Gerakan G 30 S akhirnya dapat dihentikan oleh Soeharto, dengan melakukan penyerangan kepada seluruh anggota G 30 S. Hal ini dapat dikatakan sebagai sebuah kejanggalan serta insubordinasi atau tindakan pembangkangan dalam dunia militer karena dengan menyerang G 30 S yang notabene adalah “penyelamat presiden” Soeharto jelas menunjukkan ketidakpatuhannya  pada perintah atasan yakni Presiden Soekarno. Selain itu kekuasaan yang dimiliki Soeharto semakin kuat ketika is berhasil memaksa Soekarno mengeluarkan Surat Perintah 11 Maret (Supersemar) melalui perantaraan tiga jenderal  yaitu Mayjen Basuki Rachmat, Brigjen M. Jusuf, dan Brigjen Amir Machmud. Kekuasaan yang kian hari kian kuat membuat Soeharto berhasil menyingkirkan orang-orang maupun organisasi yang dianggap menjadi saingannya dalam kancah perpolitikan seperti PKI yang ditumpas habis secara keji dan tidak manusiawi.Banyak rakyat Indonesia yang tidak mengerti apa-apa juga menjadi korban dalam peristiwa ini.Selain itru dilakukan juga Penggantian anggota MPRS dan DPRS secara sepihak dan berpuncak pada diangkatnya saingan terkuat Soeharto yaitu Nasution menjadi ketua MPRS sehingga tidak ada lagi penghalang untuk menuju kursi nomor satu di Indonesia begitu pula dengan Soekarno yang kian hari kian tak berdaya. Kejanggalan yang paling menonjol dari seluruh rangkaian peristiwa sejarah ini ketika Soeharto telah menjadi presiden dan Supersemar kembali dipertanyakan, karena pada dasaranya Supersemar hanyalah surat perintah pengamanan keadaan dari Soekarno ke Soeharto bukanlah surat penyerahan kekuasaan politik. Hal ini sangat berpengaruh kuat terutama menyangkut legalitas pemerintahan Orde Baru pimpinan Soeharto. Dan ketika pemasalahan itu kembali dikuak, Supersemar dinyatakan hilang, yang tersisa hanyalah bentuk copy nya dan itupun dalam beragam versi. Kekejian dan kelicikan yang terjadi pun  turut berlanjut, orang-orang yang dianggap tidak sejalan dengan Soeharto seakan hilang tanpa jejak. Terakhir diketahui bahwa mereka dibuang ke Pulau Buru dan banyak pula yang dibunuh. Tidak jauh berbeda nasib Soekarnopun kian memburuk dengan menjadi tahanan rumah hingga wafatnya.

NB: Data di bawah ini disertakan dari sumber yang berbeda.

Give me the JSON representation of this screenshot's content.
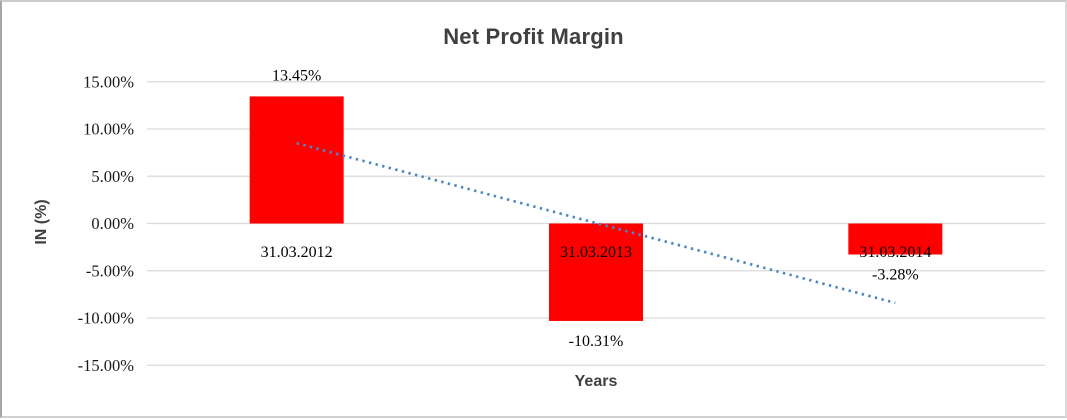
{
  "chart_data": {
    "type": "bar",
    "title": "Net Profit Margin",
    "xlabel": "Years",
    "ylabel": "IN (%)",
    "categories": [
      "31.03.2012",
      "31.03.2013",
      "31.03.2014"
    ],
    "series": [
      {
        "name": "Net Profit Margin",
        "values": [
          13.45,
          -10.31,
          -3.28
        ]
      }
    ],
    "data_labels": [
      "13.45%",
      "-10.31%",
      "-3.28%"
    ],
    "ytick_values": [
      15,
      10,
      5,
      0,
      -5,
      -10,
      -15
    ],
    "ytick_labels": [
      "15.00%",
      "10.00%",
      "5.00%",
      "0.00%",
      "-5.00%",
      "-10.00%",
      "-15.00%"
    ],
    "ylim": [
      -15,
      15
    ],
    "grid": true,
    "legend": "none",
    "colors": {
      "bar": "#ff0000",
      "trendline": "#4e87c5",
      "gridline": "#d9d9d9",
      "title_text": "#404040",
      "label_text": "#1a1a1a"
    },
    "trendline": {
      "type": "linear",
      "style": "dotted",
      "start_value": 8.5,
      "end_value": -8.4
    }
  }
}
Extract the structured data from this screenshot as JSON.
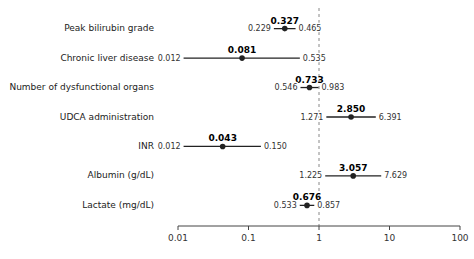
{
  "chart_data": {
    "type": "forest",
    "categories": [
      "Peak bilirubin grade",
      "Chronic liver disease",
      "Number of dysfunctional organs",
      "UDCA administration",
      "INR",
      "Albumin (g/dL)",
      "Lactate (mg/dL)"
    ],
    "values": [
      0.327,
      0.081,
      0.733,
      2.85,
      0.043,
      3.057,
      0.676
    ],
    "value_labels": [
      "0.327",
      "0.081",
      "0.733",
      "2.850",
      "0.043",
      "3.057",
      "0.676"
    ],
    "ci_low": [
      0.229,
      0.012,
      0.546,
      1.271,
      0.012,
      1.225,
      0.533
    ],
    "ci_low_labels": [
      "0.229",
      "0.012",
      "0.546",
      "1.271",
      "0.012",
      "1.225",
      "0.533"
    ],
    "ci_high": [
      0.465,
      0.535,
      0.983,
      6.391,
      0.15,
      7.629,
      0.857
    ],
    "ci_high_labels": [
      "0.465",
      "0.535",
      "0.983",
      "6.391",
      "0.150",
      "7.629",
      "0.857"
    ],
    "reference_line": 1,
    "log": "x",
    "xlim": [
      0.01,
      100
    ],
    "xticks": [
      0.01,
      0.1,
      1,
      10,
      100
    ],
    "color": "#222222",
    "data_labels": true,
    "grid": false
  }
}
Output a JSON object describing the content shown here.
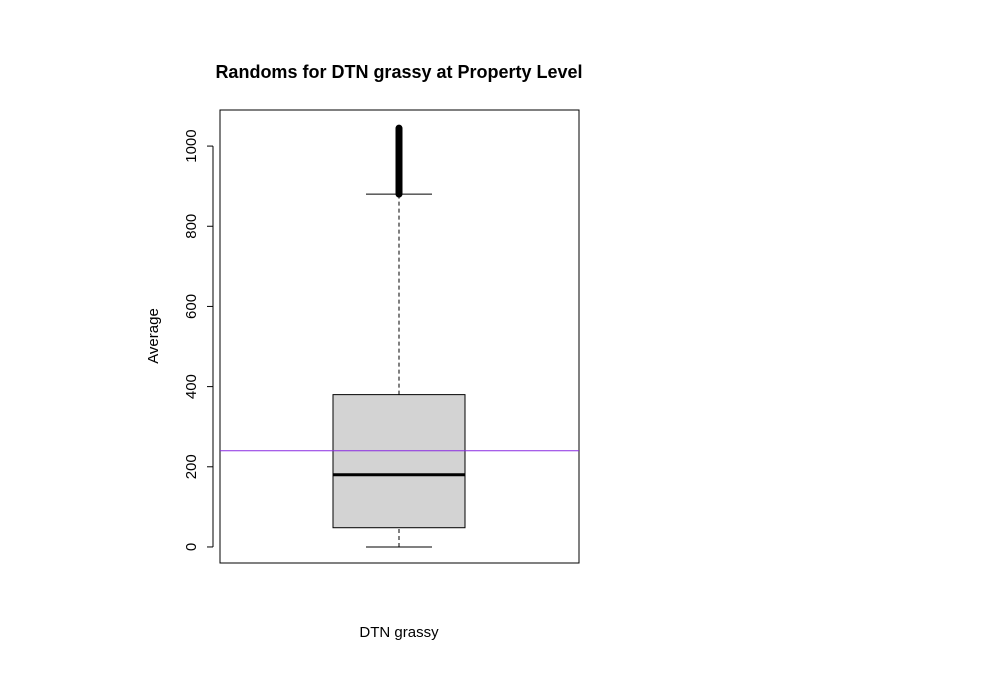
{
  "chart_data": {
    "type": "boxplot",
    "title": "Randoms for DTN grassy at Property Level",
    "xlabel": "DTN grassy",
    "ylabel": "Average",
    "ylim": [
      -40,
      1090
    ],
    "yticks": [
      0,
      200,
      400,
      600,
      800,
      1000
    ],
    "grid": false,
    "legend": "none",
    "box": {
      "whisker_low": 0,
      "q1": 48,
      "median": 180,
      "q3": 380,
      "whisker_high": 880,
      "outlier_min": 880,
      "outlier_max": 1045,
      "fill_color": "#d3d3d3"
    },
    "reference_line": {
      "value": 240,
      "color": "#8a2be2"
    }
  }
}
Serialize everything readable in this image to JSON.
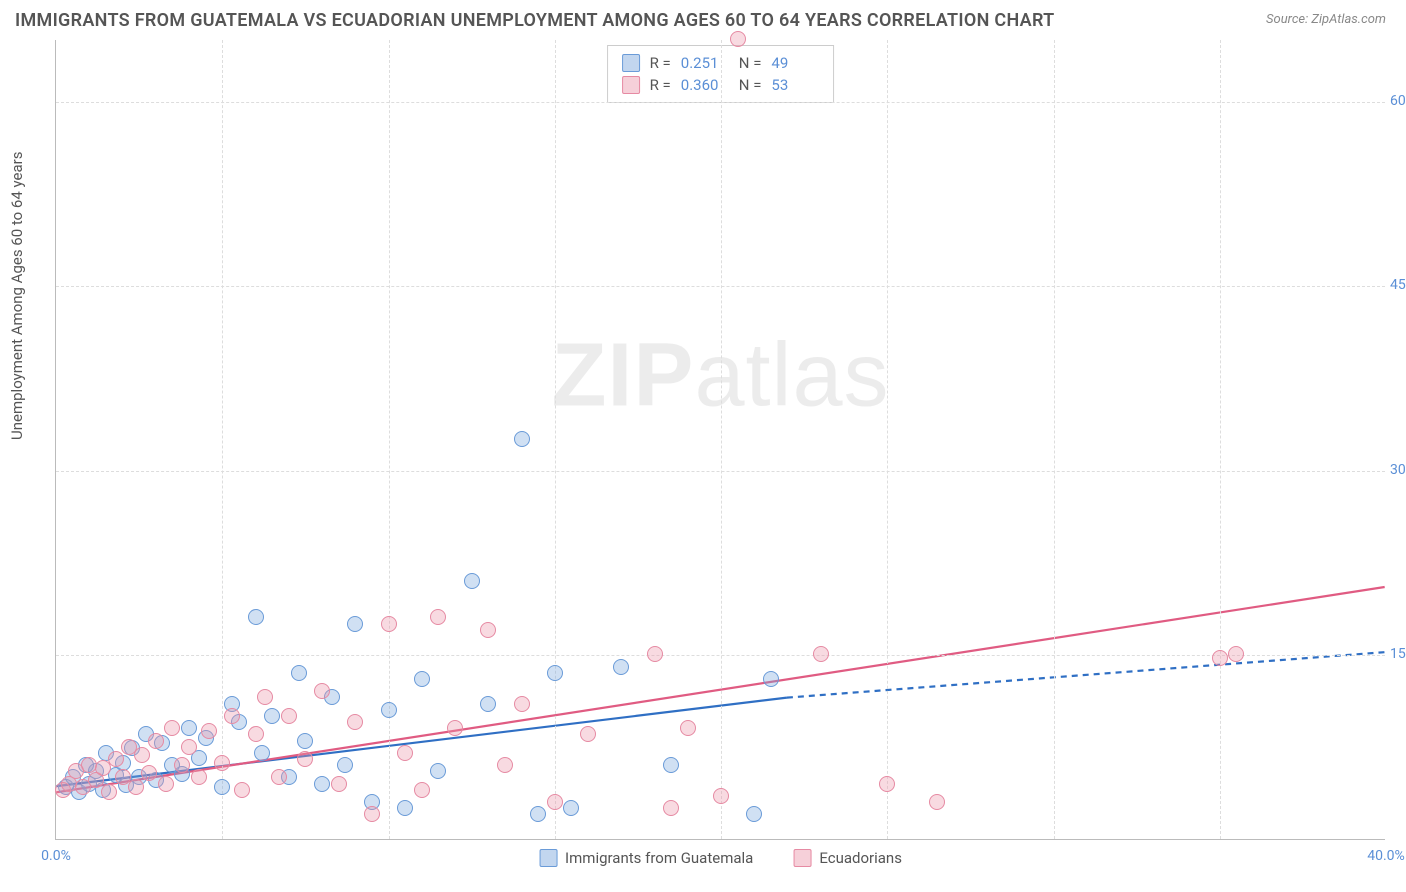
{
  "title": "IMMIGRANTS FROM GUATEMALA VS ECUADORIAN UNEMPLOYMENT AMONG AGES 60 TO 64 YEARS CORRELATION CHART",
  "source": "Source: ZipAtlas.com",
  "ylabel": "Unemployment Among Ages 60 to 64 years",
  "watermark_a": "ZIP",
  "watermark_b": "atlas",
  "chart": {
    "type": "scatter",
    "xlim": [
      0,
      40
    ],
    "ylim": [
      0,
      65
    ],
    "xticks": [
      0,
      40
    ],
    "xtick_labels": [
      "0.0%",
      "40.0%"
    ],
    "yticks": [
      15,
      30,
      45,
      60
    ],
    "ytick_labels": [
      "15.0%",
      "30.0%",
      "45.0%",
      "60.0%"
    ],
    "grid_h": [
      15,
      30,
      45,
      60
    ],
    "grid_v": [
      5,
      10,
      15,
      20,
      25,
      30,
      35
    ],
    "grid_color": "#dddddd",
    "background_color": "#ffffff",
    "axis_label_color": "#5b8fd6",
    "marker_size": 16,
    "marker_opacity": 0.35,
    "series": [
      {
        "name": "Immigrants from Guatemala",
        "color_fill": "rgba(120,165,220,0.35)",
        "color_stroke": "#6a9bd8",
        "cls": "blue",
        "R": "0.251",
        "N": "49",
        "trend": {
          "x1": 0,
          "y1": 4.3,
          "x2": 22,
          "y2": 11.5,
          "dash_x2": 40,
          "dash_y2": 15.2,
          "stroke": "#2f6fc4",
          "width": 2.2
        },
        "points": [
          [
            0.3,
            4.2
          ],
          [
            0.5,
            5.0
          ],
          [
            0.7,
            3.8
          ],
          [
            0.9,
            6.0
          ],
          [
            1.0,
            4.5
          ],
          [
            1.2,
            5.5
          ],
          [
            1.4,
            4.0
          ],
          [
            1.5,
            7.0
          ],
          [
            1.8,
            5.2
          ],
          [
            2.0,
            6.2
          ],
          [
            2.1,
            4.4
          ],
          [
            2.3,
            7.4
          ],
          [
            2.5,
            5.0
          ],
          [
            2.7,
            8.5
          ],
          [
            3.0,
            4.8
          ],
          [
            3.2,
            7.8
          ],
          [
            3.5,
            6.0
          ],
          [
            3.8,
            5.3
          ],
          [
            4.0,
            9.0
          ],
          [
            4.3,
            6.6
          ],
          [
            4.5,
            8.2
          ],
          [
            5.0,
            4.2
          ],
          [
            5.3,
            11.0
          ],
          [
            5.5,
            9.5
          ],
          [
            6.0,
            18.0
          ],
          [
            6.2,
            7.0
          ],
          [
            6.5,
            10.0
          ],
          [
            7.0,
            5.0
          ],
          [
            7.3,
            13.5
          ],
          [
            7.5,
            8.0
          ],
          [
            8.0,
            4.5
          ],
          [
            8.3,
            11.5
          ],
          [
            8.7,
            6.0
          ],
          [
            9.0,
            17.5
          ],
          [
            9.5,
            3.0
          ],
          [
            10.0,
            10.5
          ],
          [
            10.5,
            2.5
          ],
          [
            11.0,
            13.0
          ],
          [
            11.5,
            5.5
          ],
          [
            12.5,
            21.0
          ],
          [
            13.0,
            11.0
          ],
          [
            14.0,
            32.5
          ],
          [
            14.5,
            2.0
          ],
          [
            15.0,
            13.5
          ],
          [
            15.5,
            2.5
          ],
          [
            17.0,
            14.0
          ],
          [
            18.5,
            6.0
          ],
          [
            21.0,
            2.0
          ],
          [
            21.5,
            13.0
          ]
        ]
      },
      {
        "name": "Ecuadorians",
        "color_fill": "rgba(235,150,170,0.35)",
        "color_stroke": "#e68aa3",
        "cls": "pink",
        "R": "0.360",
        "N": "53",
        "trend": {
          "x1": 0,
          "y1": 3.8,
          "x2": 40,
          "y2": 20.5,
          "dash_x2": null,
          "dash_y2": null,
          "stroke": "#e05b82",
          "width": 2.2
        },
        "points": [
          [
            0.2,
            4.0
          ],
          [
            0.4,
            4.5
          ],
          [
            0.6,
            5.5
          ],
          [
            0.8,
            4.2
          ],
          [
            1.0,
            6.0
          ],
          [
            1.2,
            4.8
          ],
          [
            1.4,
            5.8
          ],
          [
            1.6,
            3.8
          ],
          [
            1.8,
            6.5
          ],
          [
            2.0,
            5.0
          ],
          [
            2.2,
            7.5
          ],
          [
            2.4,
            4.2
          ],
          [
            2.6,
            6.8
          ],
          [
            2.8,
            5.4
          ],
          [
            3.0,
            8.0
          ],
          [
            3.3,
            4.5
          ],
          [
            3.5,
            9.0
          ],
          [
            3.8,
            6.0
          ],
          [
            4.0,
            7.5
          ],
          [
            4.3,
            5.0
          ],
          [
            4.6,
            8.8
          ],
          [
            5.0,
            6.2
          ],
          [
            5.3,
            10.0
          ],
          [
            5.6,
            4.0
          ],
          [
            6.0,
            8.5
          ],
          [
            6.3,
            11.5
          ],
          [
            6.7,
            5.0
          ],
          [
            7.0,
            10.0
          ],
          [
            7.5,
            6.5
          ],
          [
            8.0,
            12.0
          ],
          [
            8.5,
            4.5
          ],
          [
            9.0,
            9.5
          ],
          [
            9.5,
            2.0
          ],
          [
            10.0,
            17.5
          ],
          [
            10.5,
            7.0
          ],
          [
            11.0,
            4.0
          ],
          [
            11.5,
            18.0
          ],
          [
            12.0,
            9.0
          ],
          [
            13.0,
            17.0
          ],
          [
            13.5,
            6.0
          ],
          [
            14.0,
            11.0
          ],
          [
            15.0,
            3.0
          ],
          [
            16.0,
            8.5
          ],
          [
            18.0,
            15.0
          ],
          [
            18.5,
            2.5
          ],
          [
            19.0,
            9.0
          ],
          [
            20.0,
            3.5
          ],
          [
            20.5,
            65.0
          ],
          [
            23.0,
            15.0
          ],
          [
            25.0,
            4.5
          ],
          [
            26.5,
            3.0
          ],
          [
            35.5,
            15.0
          ],
          [
            35.0,
            14.7
          ]
        ]
      }
    ]
  },
  "legend_top": [
    {
      "cls": "blue",
      "R_label": "R =",
      "R": "0.251",
      "N_label": "N =",
      "N": "49"
    },
    {
      "cls": "pink",
      "R_label": "R =",
      "R": "0.360",
      "N_label": "N =",
      "N": "53"
    }
  ],
  "legend_bottom": [
    {
      "cls": "blue",
      "label": "Immigrants from Guatemala"
    },
    {
      "cls": "pink",
      "label": "Ecuadorians"
    }
  ]
}
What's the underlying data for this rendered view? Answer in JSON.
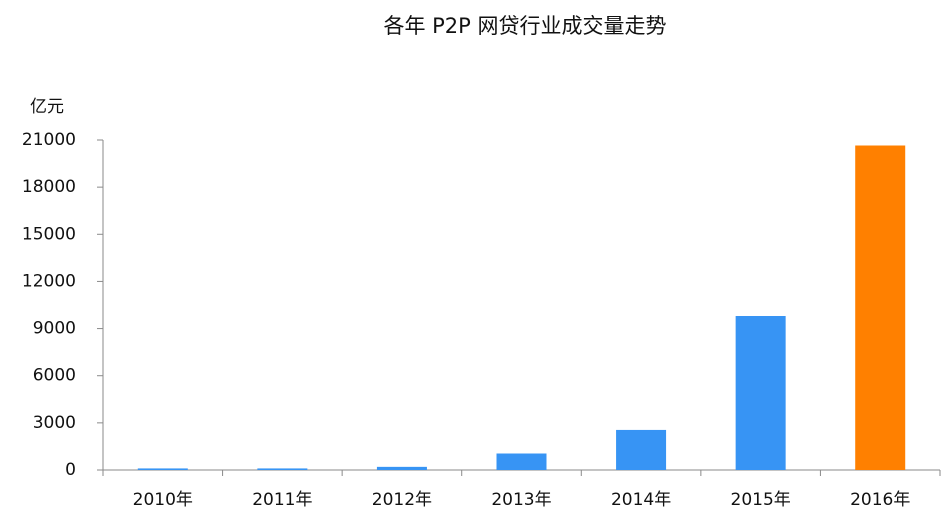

Dari serentetan kisah sejarah, G 30 S adalah tragedi yang menimbulkan cukup banyak  pertanyaan dan kebingungan dari berbagai kalangan dari tahun ke tahun. Yang menjadi pertanyaan adalah, sebegitu besarnya kekuasaan dan pengaruh seorang Soeharto sehingga selama 30 tahun kekuasaannya rakyat seakan bungkam dan hanya menjadi penonton yang taat. Namun tentunya semua itu ada batasnya, dan terbukti bahwa saat ini semua kejanggalan tersebut mulai terkuak satu persatu meskipun hingga kini masih terdapat sisa-sisa pertanyaan yang belum terjawab. Kita sebagai kaum muda penerus bangsa tentu dapat menganalisis sendiri seperti apa mereka yang tertanam dalam tragedi sejarah khususnya dalam peristiwa G 30 S ini. Lalu apa yang dapat kita lakukan? Apakah kita hanya akan diam dan memandangi kisah sejarah sebagai dongeng belaka? Tentu saja tidak, kita dapat mengambil banyak pelajaran dan menjadikannya sebagai pedoman untuk membangun bangsa yang lebih bermoral dan tidak egois, serta lebih manusiawi. Sehingga kelak dapat tercipta sebuah kesejahteraan bangsa, dimana terdapat seorang pemimpin yang arif bijaksana serta rakyat dapat hidup dengan harmonis dan saling berdampingan tanpa adanya keinginan untuk saling menghancurkan.